BNP's bumper Q1 sets high bar for rivals
BNP Paribas, France's biggest listed bank, beat first-quarter forecasts, driven by strong retail growth and resilient investment banking that bolstered investor confidence and set a high bar for rivals.
BNP's European retail footprint helped offset weaker capital market revenue amid market jitters over euro zone debt levels, Arab world unrest and the Japanese earthquake.
I am still in a cautiously optimistic mood ... I expect this level of sustained activity to continue over the next quarters, chief executive Baudouin Prot told Reuters Insider television on Wednesday.
BNP shares were up 3.2 percent at 0855 GMT, the top gainer in the STOXX Europe 600 bank index and lifting smaller domestic rivals Credit Agricole and Societe Generale which report results later this month.
The results have everything, a rebound in volumes, a drop in provisions, good capital generation ... BNP has set the bar high, said Marc Renaud, fund manager at Mandarine Gestion, with around 1 billion euros under management.
French bank stocks have traded at a discount to peers because of worries over the impact of tougher incoming capital requirements and exposure to eurozone debt jitters.
Prot told Insider he was confident the bank would pass this year's Europe-wide stress tests and ruled out any need to raise capital to meet tougher Basel III rules.
He also said there were no plans to grow via acquisitions.
LOAN GROWTH
BNP's quarterly net income rose 14.6 percent to 2.62 billion euros ($3.9 billion), compared with a forecast for 2.25 billion in a Reuters poll. Revenue grew 1.3 percent to 11.7 billion euros, also higher than expected.
Retail banking was buoyed by loan growth across western Europe and appetite for mortgages in France.
Provisions against loan losses tumbled almost a third across the group, helping BNP's investment bank profit better resist a 14.5 percent drop in capital markets revenue.
European peers including Barclays, Credit Suisse and UBS, saw investment banking profit fall 15-30 percent in the first quarter.
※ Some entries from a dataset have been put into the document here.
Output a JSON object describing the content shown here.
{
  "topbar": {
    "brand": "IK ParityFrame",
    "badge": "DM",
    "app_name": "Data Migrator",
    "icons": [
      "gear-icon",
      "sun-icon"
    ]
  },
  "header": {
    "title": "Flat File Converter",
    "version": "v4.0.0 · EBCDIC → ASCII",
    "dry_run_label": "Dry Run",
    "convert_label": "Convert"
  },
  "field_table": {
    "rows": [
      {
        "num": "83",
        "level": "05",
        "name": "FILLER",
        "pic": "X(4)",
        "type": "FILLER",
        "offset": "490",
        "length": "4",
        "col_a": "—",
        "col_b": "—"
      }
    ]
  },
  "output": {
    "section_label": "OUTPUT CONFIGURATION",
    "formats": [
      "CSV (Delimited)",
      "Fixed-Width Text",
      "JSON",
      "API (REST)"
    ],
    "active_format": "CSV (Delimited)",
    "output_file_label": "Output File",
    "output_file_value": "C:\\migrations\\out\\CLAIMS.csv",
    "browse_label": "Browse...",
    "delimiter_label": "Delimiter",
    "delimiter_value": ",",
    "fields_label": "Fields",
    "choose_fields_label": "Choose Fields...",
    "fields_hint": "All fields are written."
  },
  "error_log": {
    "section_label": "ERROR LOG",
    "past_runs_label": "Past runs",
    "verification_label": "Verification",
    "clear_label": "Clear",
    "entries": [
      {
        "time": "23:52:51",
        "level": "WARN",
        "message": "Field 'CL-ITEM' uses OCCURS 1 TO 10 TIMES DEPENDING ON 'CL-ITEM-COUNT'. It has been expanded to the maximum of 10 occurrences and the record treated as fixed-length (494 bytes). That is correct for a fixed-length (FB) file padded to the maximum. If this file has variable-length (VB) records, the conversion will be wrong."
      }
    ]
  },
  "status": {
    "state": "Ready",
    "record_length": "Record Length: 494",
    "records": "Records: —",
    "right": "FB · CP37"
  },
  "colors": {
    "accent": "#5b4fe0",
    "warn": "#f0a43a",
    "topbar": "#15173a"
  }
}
BNP's unit reported a 5 percent fall in pretax earnings.
BNP, which is relying on its own profit power to meet incoming Basel III capital rules, should see significantly lower provisions for 2011 compared with 2010, CEO Prot told Insider.
The group's core Tier 1 capital ratio, a key measure of financial strength, rose to 9.5 percent at end-March, from 8.3 percent a year ago.
First-quarter return on equity was 15.1 percent on an annualized basis, which would put BNP on track to hit its target for an annual ROE of 15 percent.
GREECE IMPACT LIMITED
Commenting on the size and potential impact of Portugal's rescue package, Prot told journalists the plan was in line with expectations and western European countries, including Germany and France, were still showing strong economic growth.
(Portugal's plan) shows significant support, he said.
BNP's total sovereign exposure to Portugal, Ireland and Greece stood at 6.7 billion euros at end-March. Even a possible debt restructuring by crisis-wracked Greece would only have a limited impact on the bank, Prot told Insider.
We would be impacted ... in a limited, not marginal, but limited way, he said.
Unlike smaller French rivals Credit Agricole and Societe Generale, BNP does not own a bank in Greece that would be exposed to broader economic troubles.
However, BNP did see pretax profit virtually wiped out at its emerging-market retail division, hurt by charges on North African unrest and shrinking revenue in Ukraine.
BNP has deconsolidated its holdings in Libya following the military campaign and is still mulling whether to return to Ivory Coast after former president Laurent Gbagbo's ouster.
BNP shares have risen 15 percent this year, underperforming domestic rivals but outperforming the broader STOXX Europe 600 index as less risk-averse investors return to banks that bore the brunt of euro zone fears.